Seguiu-se, daí, um ciclo virtuoso: sobre os acórdãos proferidos administrativamente foram escritos diversos trabalhos acadêmicos, e as próprias turmas julgadoras passaram a trazer para seus debates posições construídas no âmbito doutrinário — basta ver, contemporaneamente, a constante produção e participação acadêmica de membros do Carf e a quantidade de artigos científicos voltados à análise de decisões lá proferidas.
Por outro lado, as decisões do Carf também se tornaram relevantes para os tribunais superiores, que se valem delas para fundamentar decisões em matéria tributária. Por exemplo, menciono o recente acórdão do STJ, sob sistemática de recursos repetitivos, no REsp 1.221.170/PR, que definiu o conceito de insumos para fins de creditamento de PIS/Cofins não cumulativos, adotando a posição construída e consolidada no âmbito da 3ª Seção.
Do que foi dito acima, ainda que de forma absolutamente breve, fica clara não apenas a existência de uma jurisprudência administrativa, construída por precedentes do Carf, mas também a relevância dessa construção, que impacta diretamente a atividade doutrinária e judicial, e indiretamente fornece linhas de orientação para o contribuinte, que procura balizar suas atividades pelas decisões desse órgão, construindo uma base de confiança.
Dessa relevância surgiu a proposta de criação da coluna “Direto do Carf”: um espaço para a exposição técnica e imparcial da jurisprudência do Carf, não se limitando a dizer o que foi decidido, mas descer à análise dos fundamentos determinantes da decisão, inclusive cotejando decisões conflitantes entre colegiados diversos, sobre os mesmos temas, com a finalidade de expor aos leitores esse conteúdo de uma forma acessível e confiável.
Para essa empreitada, temos uma equipe de colunistas formada por mim e pelos colegas Alexandre Evaristo Pinto, Diego Diniz Ribeiro e Fernando Brasil de Oliveira Pinto, todos exercendo atualmente o cargo de conselheiros do órgão, que escreverão sobre os temas de sua especialidade funcional.
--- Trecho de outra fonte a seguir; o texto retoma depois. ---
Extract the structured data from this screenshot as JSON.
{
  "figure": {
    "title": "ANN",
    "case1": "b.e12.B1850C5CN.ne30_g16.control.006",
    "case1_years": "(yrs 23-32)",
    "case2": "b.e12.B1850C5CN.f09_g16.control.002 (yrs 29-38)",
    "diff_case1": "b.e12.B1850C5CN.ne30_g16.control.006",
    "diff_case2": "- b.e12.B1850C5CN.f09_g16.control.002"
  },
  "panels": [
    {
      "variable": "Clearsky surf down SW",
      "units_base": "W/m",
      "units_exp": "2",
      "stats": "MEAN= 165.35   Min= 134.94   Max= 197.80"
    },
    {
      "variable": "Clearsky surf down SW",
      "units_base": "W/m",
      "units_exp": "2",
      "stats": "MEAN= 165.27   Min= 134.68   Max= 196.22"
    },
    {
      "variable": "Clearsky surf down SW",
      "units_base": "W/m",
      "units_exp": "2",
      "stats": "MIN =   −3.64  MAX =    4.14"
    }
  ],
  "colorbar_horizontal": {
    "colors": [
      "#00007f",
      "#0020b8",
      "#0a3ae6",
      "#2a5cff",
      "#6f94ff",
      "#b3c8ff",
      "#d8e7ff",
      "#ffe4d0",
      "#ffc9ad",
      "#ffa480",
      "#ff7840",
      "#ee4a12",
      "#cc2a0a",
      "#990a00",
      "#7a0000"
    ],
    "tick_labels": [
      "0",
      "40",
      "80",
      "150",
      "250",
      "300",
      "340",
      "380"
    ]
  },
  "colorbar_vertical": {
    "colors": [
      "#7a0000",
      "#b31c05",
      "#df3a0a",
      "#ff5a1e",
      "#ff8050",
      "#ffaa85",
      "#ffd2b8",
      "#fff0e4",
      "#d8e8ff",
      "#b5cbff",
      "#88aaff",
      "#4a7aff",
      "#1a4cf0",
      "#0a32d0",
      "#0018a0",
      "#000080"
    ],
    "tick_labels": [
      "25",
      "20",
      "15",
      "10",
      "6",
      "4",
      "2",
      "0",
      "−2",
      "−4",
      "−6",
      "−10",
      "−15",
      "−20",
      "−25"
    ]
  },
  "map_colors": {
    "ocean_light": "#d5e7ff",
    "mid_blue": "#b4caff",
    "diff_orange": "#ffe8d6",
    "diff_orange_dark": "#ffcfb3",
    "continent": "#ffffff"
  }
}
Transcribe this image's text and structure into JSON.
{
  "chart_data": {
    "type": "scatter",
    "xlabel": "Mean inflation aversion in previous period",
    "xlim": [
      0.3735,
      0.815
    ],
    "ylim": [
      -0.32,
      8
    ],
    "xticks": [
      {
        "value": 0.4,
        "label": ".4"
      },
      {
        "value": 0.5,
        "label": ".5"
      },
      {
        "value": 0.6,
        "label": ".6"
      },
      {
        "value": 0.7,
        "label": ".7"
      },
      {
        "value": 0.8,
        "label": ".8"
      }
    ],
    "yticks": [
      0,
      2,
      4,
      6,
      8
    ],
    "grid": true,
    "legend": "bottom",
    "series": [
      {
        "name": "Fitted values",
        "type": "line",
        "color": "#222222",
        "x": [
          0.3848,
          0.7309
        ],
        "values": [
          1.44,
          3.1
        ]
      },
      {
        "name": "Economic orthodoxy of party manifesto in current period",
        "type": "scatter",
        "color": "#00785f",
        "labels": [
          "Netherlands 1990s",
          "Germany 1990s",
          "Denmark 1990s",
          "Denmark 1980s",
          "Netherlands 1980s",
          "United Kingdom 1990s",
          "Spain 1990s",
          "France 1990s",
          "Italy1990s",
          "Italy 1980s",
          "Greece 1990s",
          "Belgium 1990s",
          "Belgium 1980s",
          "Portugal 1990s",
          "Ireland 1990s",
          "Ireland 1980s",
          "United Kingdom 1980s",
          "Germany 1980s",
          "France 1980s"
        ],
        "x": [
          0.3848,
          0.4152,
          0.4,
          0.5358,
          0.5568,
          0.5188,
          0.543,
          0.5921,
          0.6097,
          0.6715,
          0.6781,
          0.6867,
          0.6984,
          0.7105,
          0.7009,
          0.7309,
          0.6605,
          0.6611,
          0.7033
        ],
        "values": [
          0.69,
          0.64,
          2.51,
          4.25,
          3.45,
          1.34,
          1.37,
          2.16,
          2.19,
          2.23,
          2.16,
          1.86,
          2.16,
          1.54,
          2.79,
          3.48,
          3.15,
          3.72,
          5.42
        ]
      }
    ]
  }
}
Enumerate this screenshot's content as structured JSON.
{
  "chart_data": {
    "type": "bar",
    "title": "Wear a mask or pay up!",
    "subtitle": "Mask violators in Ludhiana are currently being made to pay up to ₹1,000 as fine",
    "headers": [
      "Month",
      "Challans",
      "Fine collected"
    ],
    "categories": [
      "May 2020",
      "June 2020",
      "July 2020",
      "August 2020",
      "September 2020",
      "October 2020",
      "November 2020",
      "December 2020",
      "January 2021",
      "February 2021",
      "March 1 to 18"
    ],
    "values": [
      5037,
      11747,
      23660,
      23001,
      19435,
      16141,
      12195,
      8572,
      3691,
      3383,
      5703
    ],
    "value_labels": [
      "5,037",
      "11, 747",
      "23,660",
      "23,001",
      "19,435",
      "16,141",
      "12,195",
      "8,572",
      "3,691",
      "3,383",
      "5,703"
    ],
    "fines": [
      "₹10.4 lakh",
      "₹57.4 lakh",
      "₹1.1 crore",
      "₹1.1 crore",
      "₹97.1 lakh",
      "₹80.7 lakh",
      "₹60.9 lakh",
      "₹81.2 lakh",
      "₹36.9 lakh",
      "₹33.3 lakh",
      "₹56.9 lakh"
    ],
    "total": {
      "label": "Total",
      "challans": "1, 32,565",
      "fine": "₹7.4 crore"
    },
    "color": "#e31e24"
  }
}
Seguro de que esta coluna será canal qualificado e relevante de informação acerca da jurisprudência do Carf, que servirá de instrumento de consulta para todos aqueles que se interessem pelo Direito Tributário, desejo um feliz 2019 para todos os leitores!
[1] Importa como os juízes decidem os casos, em tradução livre.
[2] Que teve como um dos seus principais momentos o advento da Emenda Constitucional 45/04, por meio do qual se criaram até então novos institutos de uniformização da jurisprudência, tais como a súmula vinculante, a repercussão geral e técnica de julgamento de recursos sob o rito de repetitividade.
[3] “Art. 927. Os juízes e os tribunais observarão:
I – as decisões do Supremo Tribunal Federal em controle concentrado de constitucionalidade;
II – os enunciados de súmula vinculante;
III – os acórdãos em incidente de assunção de competência ou de resolução de demandas repetitivas e em julgamento de recursos extraordinário e especial repetitivos;
IV – os enunciados das súmulas do Supremo Tribunal Federal em matéria constitucional e do Superior Tribunal de Justiça em matéria infraconstitucional;
V – a orientação do plenário ou do órgão especial aos quais estiverem vinculados”.
[4] Há, inclusive, quem defenda que as decisões proferidas por tribunais administrativos em matéria tributária de fato configuram atividade jurisdicional, ainda que exercida de forma atípica pelo Poder Executivo. Nesse sentido: CONRADO, Paulo César. PRIA, Rodrigo Dalla. “Aplicação do Código de Processo Civil ao processo administrativo tributário”. In: O novo CPC e seu impacto no direito tributário. 2ª. ed. São Paulo: Fiscosoft, 2016. p.255.
[5] Haja vista a forma como está estruturado o Poder Judiciário nacional, pautado por uma atividade jurisdicional preponderantemente marcada pela competência residual e, portanto, de índole generalista.
[6] Com a possibilidade ainda da interposição de recurso especial para a Câmara Superior de Recursos Fiscais, no caso de divergência de entendimento entre os colegiados do órgão.